Der Trend zu Regionalem steigt, gleichzeitig ist Deutschland eine der führenden Exportnationen für Lebensmittel. Vereinbar oder Widerspruch?
Die Exportstärke hat natürlich auch mit den Folgen der mächtigen Discounter zu tun, die die Industrie permanent zu Kostenoptimierungen zwangen. In Deutschland sind die Lebensmittelpreise im internationalen Vergleich sehr tief und haben
noch viel Potenzial für die Zukunft, ihr Image und auch Qualität zu verbessern. Regionalität entspricht einem sehr wichtigen romantischen Bedürfnis der Menschen, viel mehr noch als Bio, auch wenn es ökologisch und energetisch nicht immer zu bevorzugen wäre gegenüber importierter Frische.

Die Zahl mittelständischer Traditionshäuser mit regionaler Verwurzelung ist groß. Worin sehen Sie ihre Stärken?

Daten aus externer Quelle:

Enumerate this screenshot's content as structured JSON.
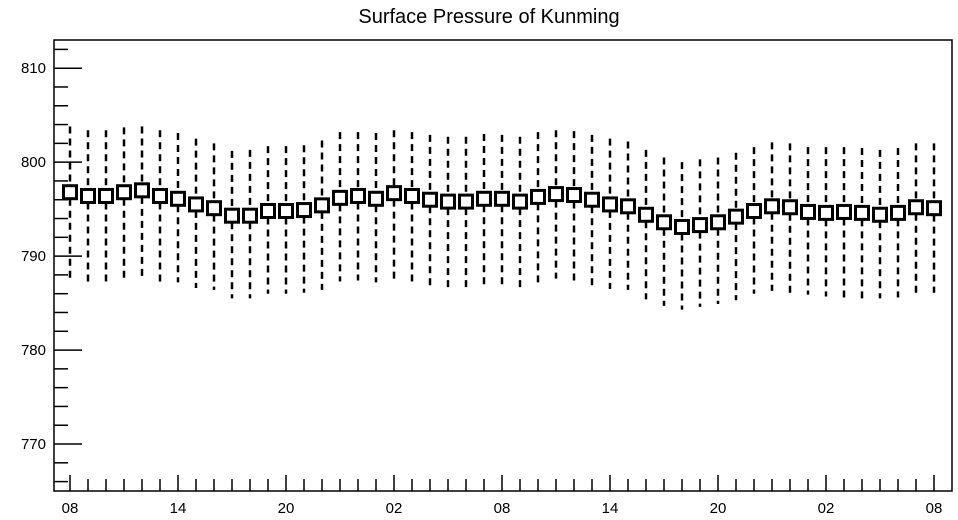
{
  "chart_data": {
    "type": "line",
    "title": "Surface Pressure of Kunming",
    "xlabel": "",
    "ylabel": "",
    "ylim": [
      765,
      813
    ],
    "y_ticks": [
      770,
      780,
      790,
      800,
      810
    ],
    "x_tick_labels": [
      "08",
      "14",
      "20",
      "02",
      "08",
      "14",
      "20",
      "02",
      "08"
    ],
    "x_tick_positions": [
      0,
      6,
      12,
      18,
      24,
      30,
      36,
      42,
      48
    ],
    "x_step_hours": 1,
    "x": [
      0,
      1,
      2,
      3,
      4,
      5,
      6,
      7,
      8,
      9,
      10,
      11,
      12,
      13,
      14,
      15,
      16,
      17,
      18,
      19,
      20,
      21,
      22,
      23,
      24,
      25,
      26,
      27,
      28,
      29,
      30,
      31,
      32,
      33,
      34,
      35,
      36,
      37,
      38,
      39,
      40,
      41,
      42,
      43,
      44,
      45,
      46,
      47,
      48
    ],
    "series": [
      {
        "values": [
          796.8,
          796.4,
          796.4,
          796.8,
          797.0,
          796.4,
          796.1,
          795.5,
          795.1,
          794.3,
          794.3,
          794.8,
          794.8,
          794.9,
          795.4,
          796.2,
          796.4,
          796.1,
          796.7,
          796.4,
          796.0,
          795.8,
          795.8,
          796.1,
          796.1,
          795.8,
          796.3,
          796.6,
          796.5,
          796.0,
          795.5,
          795.3,
          794.4,
          793.6,
          793.1,
          793.3,
          793.6,
          794.2,
          794.8,
          795.3,
          795.2,
          794.7,
          794.6,
          794.7,
          794.6,
          794.4,
          794.6,
          795.2,
          795.1
        ],
        "upper": [
          803.8,
          803.4,
          803.4,
          803.7,
          803.8,
          803.4,
          803.1,
          802.5,
          802.0,
          801.2,
          801.3,
          801.7,
          801.7,
          801.8,
          802.3,
          803.2,
          803.2,
          803.1,
          803.4,
          803.2,
          802.9,
          802.7,
          802.7,
          803.0,
          802.9,
          802.7,
          803.2,
          803.4,
          803.3,
          802.9,
          802.5,
          802.2,
          801.3,
          800.5,
          800.0,
          800.3,
          800.5,
          801.0,
          801.6,
          802.1,
          802.0,
          801.6,
          801.6,
          801.6,
          801.5,
          801.3,
          801.5,
          802.0,
          802.0
        ],
        "lower": [
          787.5,
          787.3,
          787.3,
          787.6,
          787.8,
          787.3,
          787.2,
          786.6,
          786.4,
          785.5,
          785.5,
          786.0,
          786.0,
          786.1,
          786.4,
          787.3,
          787.4,
          787.2,
          787.4,
          787.3,
          786.9,
          786.7,
          786.6,
          786.9,
          786.8,
          786.7,
          787.2,
          787.6,
          787.4,
          786.9,
          786.5,
          786.4,
          785.4,
          784.7,
          784.3,
          784.6,
          784.9,
          785.3,
          786.0,
          786.3,
          786.1,
          785.9,
          785.7,
          785.6,
          785.5,
          785.5,
          785.6,
          785.9,
          786.1
        ]
      }
    ],
    "grid": false,
    "legend": "none"
  }
}
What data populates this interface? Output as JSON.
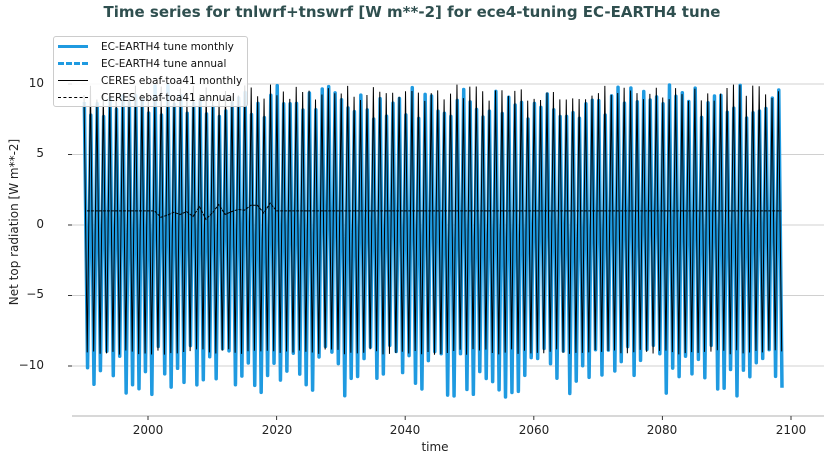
{
  "chart_data": {
    "type": "line",
    "title": "Time series for tnlwrf+tnswrf [W m**-2] for ece4-tuning EC-EARTH4 tune",
    "xlabel": "time",
    "ylabel": "Net top radiation [W m**-2]",
    "xlim": [
      1986,
      2106
    ],
    "ylim": [
      -13.5,
      13.8
    ],
    "xticks": [
      2000,
      2020,
      2040,
      2060,
      2080,
      2100
    ],
    "yticks": [
      -10,
      -5,
      0,
      5,
      10
    ],
    "ytick_labels": [
      "−10",
      "−5",
      "0",
      "5",
      "10"
    ],
    "grid": true,
    "legend_position": "upper left",
    "series": [
      {
        "name": "EC-EARTH4 tune monthly",
        "color": "#1f9ae0",
        "style": "solid",
        "width": 3.5,
        "x_start": 1990.0,
        "x_end": 2099.0,
        "seasonal_max_range": [
          7.5,
          10.0
        ],
        "seasonal_min_range": [
          -12.2,
          -8.5
        ],
        "period_years": 1
      },
      {
        "name": "EC-EARTH4 tune annual",
        "color": "#1f9ae0",
        "style": "dashed",
        "width": 3.5,
        "x_start": 1990.5,
        "x_end": 2098.5,
        "approx_value": 1.0
      },
      {
        "name": "CERES ebaf-toa41 monthly",
        "color": "#000000",
        "style": "solid",
        "width": 1,
        "x_start": 1990.0,
        "x_end": 2098.5,
        "seasonal_max_range": [
          8.8,
          10.0
        ],
        "seasonal_min_range": [
          -9.2,
          -8.8
        ],
        "period_years": 1
      },
      {
        "name": "CERES ebaf-toa41 annual",
        "color": "#000000",
        "style": "dashed",
        "width": 1,
        "x_start": 1990.5,
        "x_end": 2098.5,
        "approx_value": 1.0,
        "variable_segment": {
          "x": [
            2001,
            2002,
            2003,
            2004,
            2005,
            2006,
            2007,
            2008,
            2009,
            2010,
            2011,
            2012,
            2013,
            2014,
            2015,
            2016,
            2017,
            2018,
            2019,
            2020,
            2021,
            2022
          ],
          "y": [
            1.0,
            0.55,
            0.7,
            0.9,
            0.75,
            0.95,
            0.6,
            1.3,
            0.4,
            0.85,
            1.45,
            0.75,
            0.95,
            1.1,
            1.05,
            1.4,
            1.4,
            0.85,
            1.55,
            1.0,
            1.0,
            1.0
          ]
        }
      }
    ]
  },
  "legend": {
    "items": [
      {
        "label": "EC-EARTH4 tune monthly"
      },
      {
        "label": "EC-EARTH4 tune annual"
      },
      {
        "label": "CERES ebaf-toa41 monthly"
      },
      {
        "label": "CERES ebaf-toa41 annual"
      }
    ]
  },
  "axes": {
    "x_tick_labels": [
      "2000",
      "2020",
      "2040",
      "2060",
      "2080",
      "2100"
    ],
    "y_tick_labels": [
      "−10",
      "−5",
      "0",
      "5",
      "10"
    ]
  }
}
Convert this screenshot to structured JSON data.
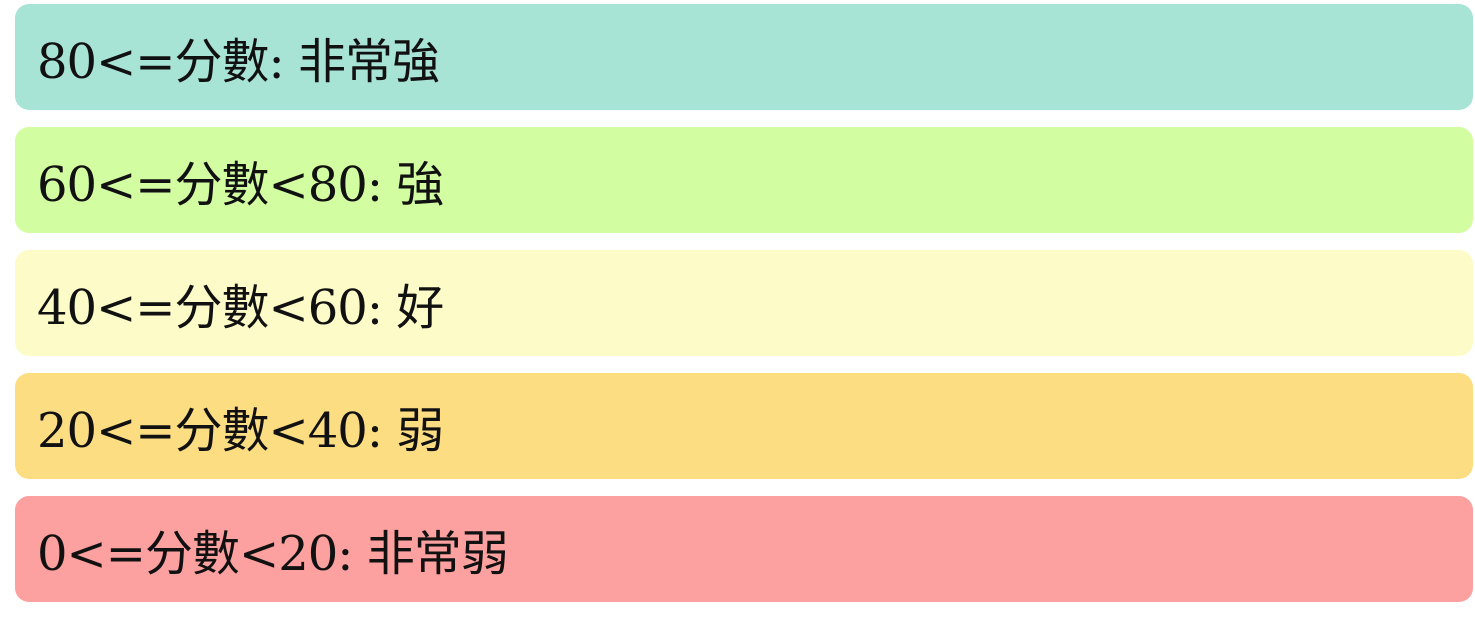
{
  "bands": [
    {
      "label": "80<=分數: 非常強",
      "color": "#a8e4d6"
    },
    {
      "label": "60<=分數<80: 強",
      "color": "#d2fda1"
    },
    {
      "label": "40<=分數<60: 好",
      "color": "#fdfcc8"
    },
    {
      "label": "20<=分數<40: 弱",
      "color": "#fddd82"
    },
    {
      "label": "0<=分數<20: 非常弱",
      "color": "#fda0a0"
    }
  ]
}
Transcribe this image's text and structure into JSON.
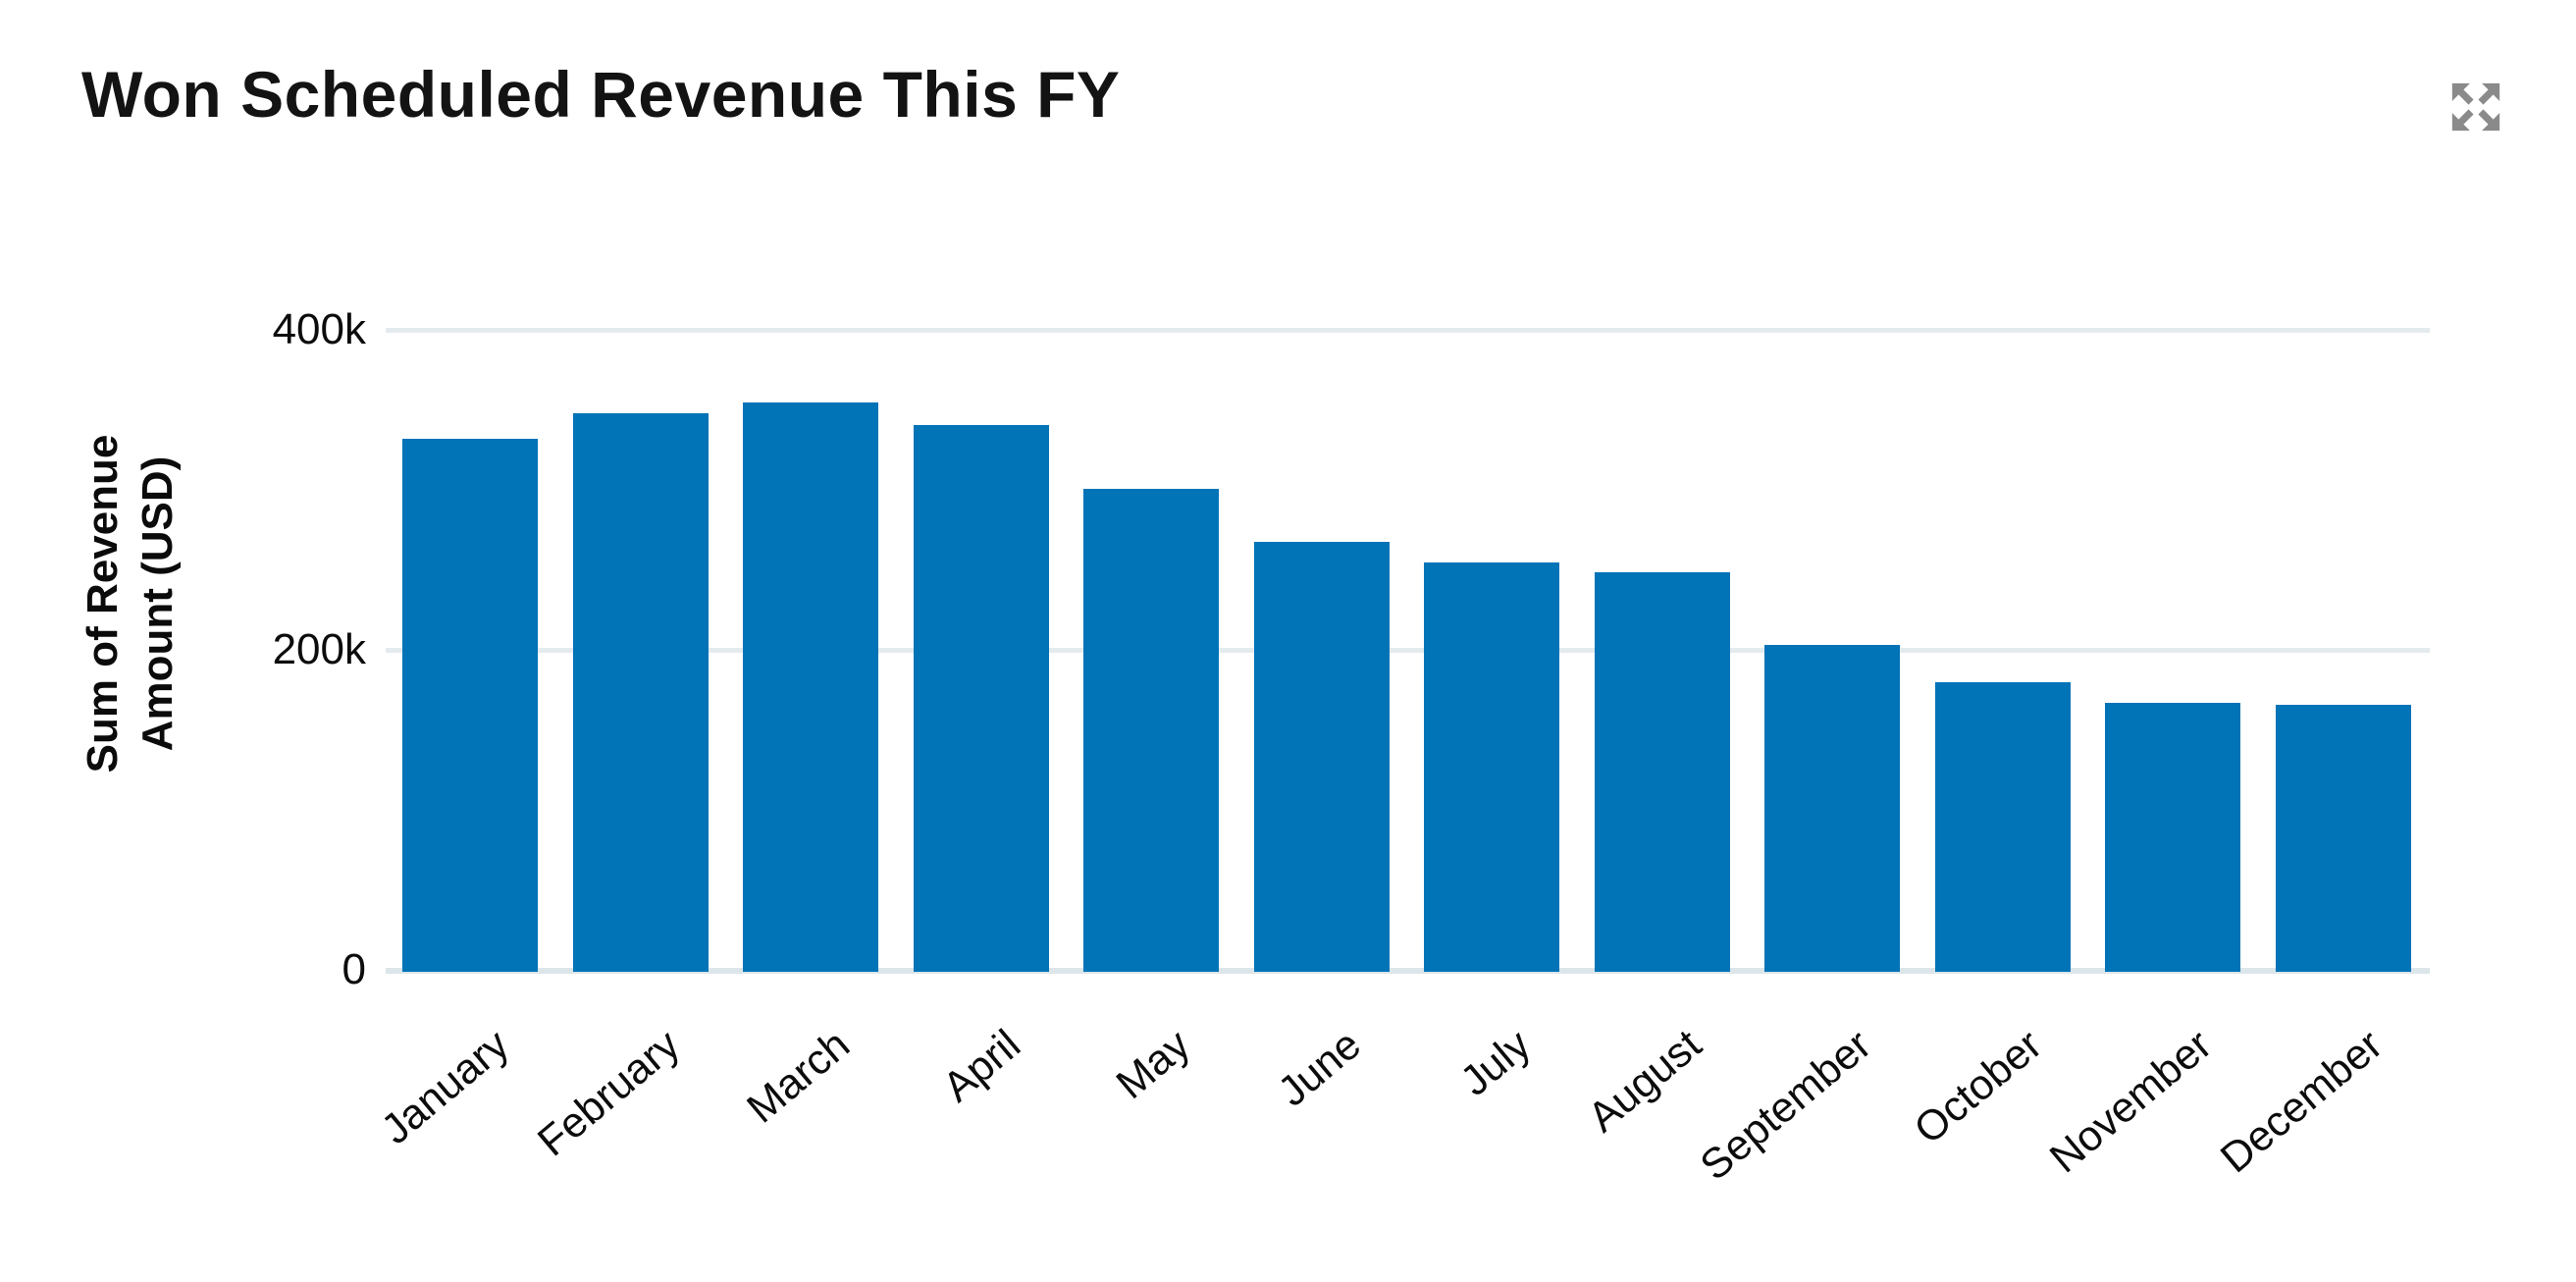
{
  "header": {
    "title": "Won Scheduled Revenue This FY",
    "expand_icon": "expand-arrows-icon"
  },
  "colors": {
    "bar": "#0173b7",
    "gridline": "#e4ebef",
    "axis_baseline": "#dce5ea",
    "title_text": "#131313",
    "axis_text": "#0c0c0c",
    "icon": "#8a8a8a",
    "background": "#ffffff"
  },
  "chart_data": {
    "type": "bar",
    "title": "Won Scheduled Revenue This FY",
    "categories": [
      "January",
      "February",
      "March",
      "April",
      "May",
      "June",
      "July",
      "August",
      "September",
      "October",
      "November",
      "December"
    ],
    "values": [
      333000,
      349000,
      356000,
      342000,
      302000,
      269000,
      256000,
      250000,
      204000,
      181000,
      168000,
      167000
    ],
    "xlabel": "",
    "ylabel": "Sum of Revenue Amount (USD)",
    "ylabel_lines": [
      "Sum of Revenue",
      "Amount (USD)"
    ],
    "ylim": [
      0,
      400000
    ],
    "yticks": [
      {
        "value": 400000,
        "label": "400k"
      },
      {
        "value": 200000,
        "label": "200k"
      },
      {
        "value": 0,
        "label": "0"
      }
    ],
    "grid": "horizontal",
    "legend": "none",
    "bar_color": "#0173b7",
    "x_label_rotation_deg": -40
  }
}
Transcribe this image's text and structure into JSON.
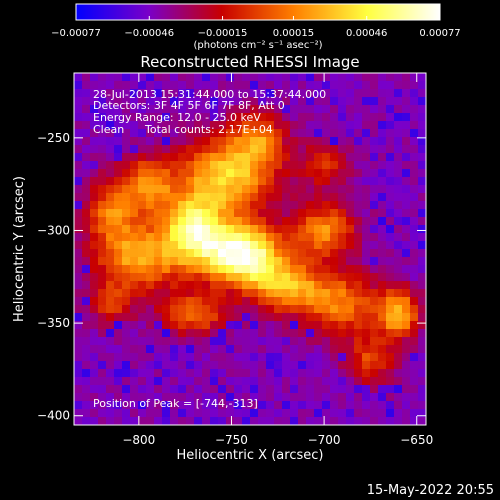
{
  "chart_data": {
    "type": "heatmap",
    "title": "Reconstructed RHESSI Image",
    "xlabel": "Heliocentric X (arcsec)",
    "ylabel": "Heliocentric Y (arcsec)",
    "xlim": [
      -835,
      -645
    ],
    "ylim": [
      -405,
      -215
    ],
    "x_ticks": [
      {
        "value": -800,
        "label": "−800"
      },
      {
        "value": -750,
        "label": "−750"
      },
      {
        "value": -700,
        "label": "−700"
      },
      {
        "value": -650,
        "label": "−650"
      }
    ],
    "y_ticks": [
      {
        "value": -250,
        "label": "−250"
      },
      {
        "value": -300,
        "label": "−300"
      },
      {
        "value": -350,
        "label": "−350"
      },
      {
        "value": -400,
        "label": "−400"
      }
    ],
    "colorbar": {
      "range": [
        -0.00077,
        0.00077
      ],
      "tick_labels": [
        {
          "value": -0.00077,
          "label": "−0.00077"
        },
        {
          "value": -0.00046,
          "label": "−0.00046"
        },
        {
          "value": -0.00015,
          "label": "−0.00015"
        },
        {
          "value": 0.00015,
          "label": "0.00015"
        },
        {
          "value": 0.00046,
          "label": "0.00046"
        },
        {
          "value": 0.00077,
          "label": "0.00077"
        }
      ],
      "unit_label": "(photons cm⁻² s⁻¹ asec⁻²)",
      "colormap": [
        "#0000ff",
        "#7a00c8",
        "#c80000",
        "#ff8000",
        "#ffff40",
        "#ffffff"
      ]
    },
    "annotations": {
      "time_range": "28-Jul-2013 15:31:44.000 to 15:37:44.000",
      "detectors": "Detectors: 3F 4F 5F 6F 7F 8F, Att 0",
      "energy_range": "Energy Range: 12.0 - 25.0 keV",
      "method": "Clean",
      "total_counts": "Total counts: 2.17E+04",
      "peak_position": "Position of Peak = [-744,-313]"
    },
    "peak": {
      "x": -744,
      "y": -313
    },
    "background_color": "#5a2896",
    "blobs": [
      {
        "x": -744,
        "y": -313,
        "sx": 14,
        "sy": 11,
        "amp": 1.0
      },
      {
        "x": -770,
        "y": -300,
        "sx": 12,
        "sy": 13,
        "amp": 0.78
      },
      {
        "x": -752,
        "y": -270,
        "sx": 18,
        "sy": 14,
        "amp": 0.66
      },
      {
        "x": -795,
        "y": -275,
        "sx": 10,
        "sy": 10,
        "amp": 0.5
      },
      {
        "x": -800,
        "y": -315,
        "sx": 16,
        "sy": 13,
        "amp": 0.56
      },
      {
        "x": -815,
        "y": -290,
        "sx": 10,
        "sy": 12,
        "amp": 0.42
      },
      {
        "x": -720,
        "y": -330,
        "sx": 14,
        "sy": 10,
        "amp": 0.56
      },
      {
        "x": -700,
        "y": -300,
        "sx": 12,
        "sy": 10,
        "amp": 0.5
      },
      {
        "x": -690,
        "y": -340,
        "sx": 14,
        "sy": 12,
        "amp": 0.46
      },
      {
        "x": -660,
        "y": -345,
        "sx": 8,
        "sy": 9,
        "amp": 0.6
      },
      {
        "x": -675,
        "y": -370,
        "sx": 9,
        "sy": 9,
        "amp": 0.36
      },
      {
        "x": -770,
        "y": -345,
        "sx": 12,
        "sy": 8,
        "amp": 0.44
      },
      {
        "x": -735,
        "y": -250,
        "sx": 10,
        "sy": 10,
        "amp": 0.4
      },
      {
        "x": -700,
        "y": -265,
        "sx": 9,
        "sy": 9,
        "amp": 0.3
      },
      {
        "x": -815,
        "y": -340,
        "sx": 8,
        "sy": 8,
        "amp": 0.3
      }
    ]
  },
  "footer": {
    "date_stamp": "15-May-2022 20:55"
  }
}
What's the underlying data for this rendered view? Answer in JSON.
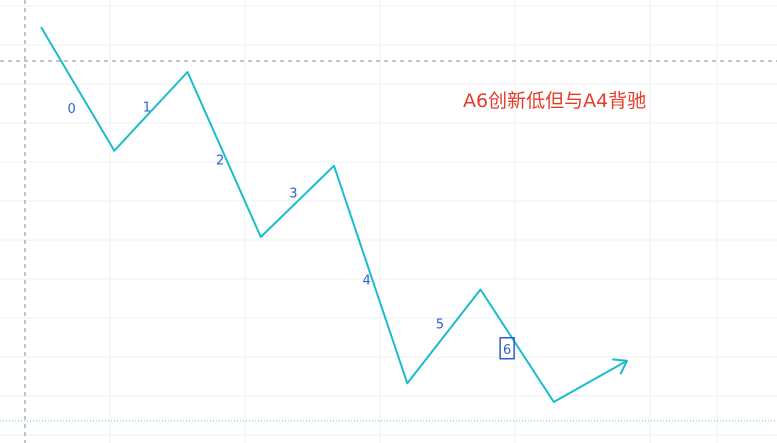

Ich bin vom Wert der Langfristigkeit und Verwurzelung überzeugt. In der heute oft künstlich herbeibemühten Hektik mit Mini-Innovatiönchen brauchen wir Kontinuität durch flexible Anpassungen. Die Stärke liegt auch zum Beispiel gerade bei den ökologischen Themen darin, dass man etwas für Kunden und Mitarbeiter sicht- und spürbar macht, über das die Region positiv spricht.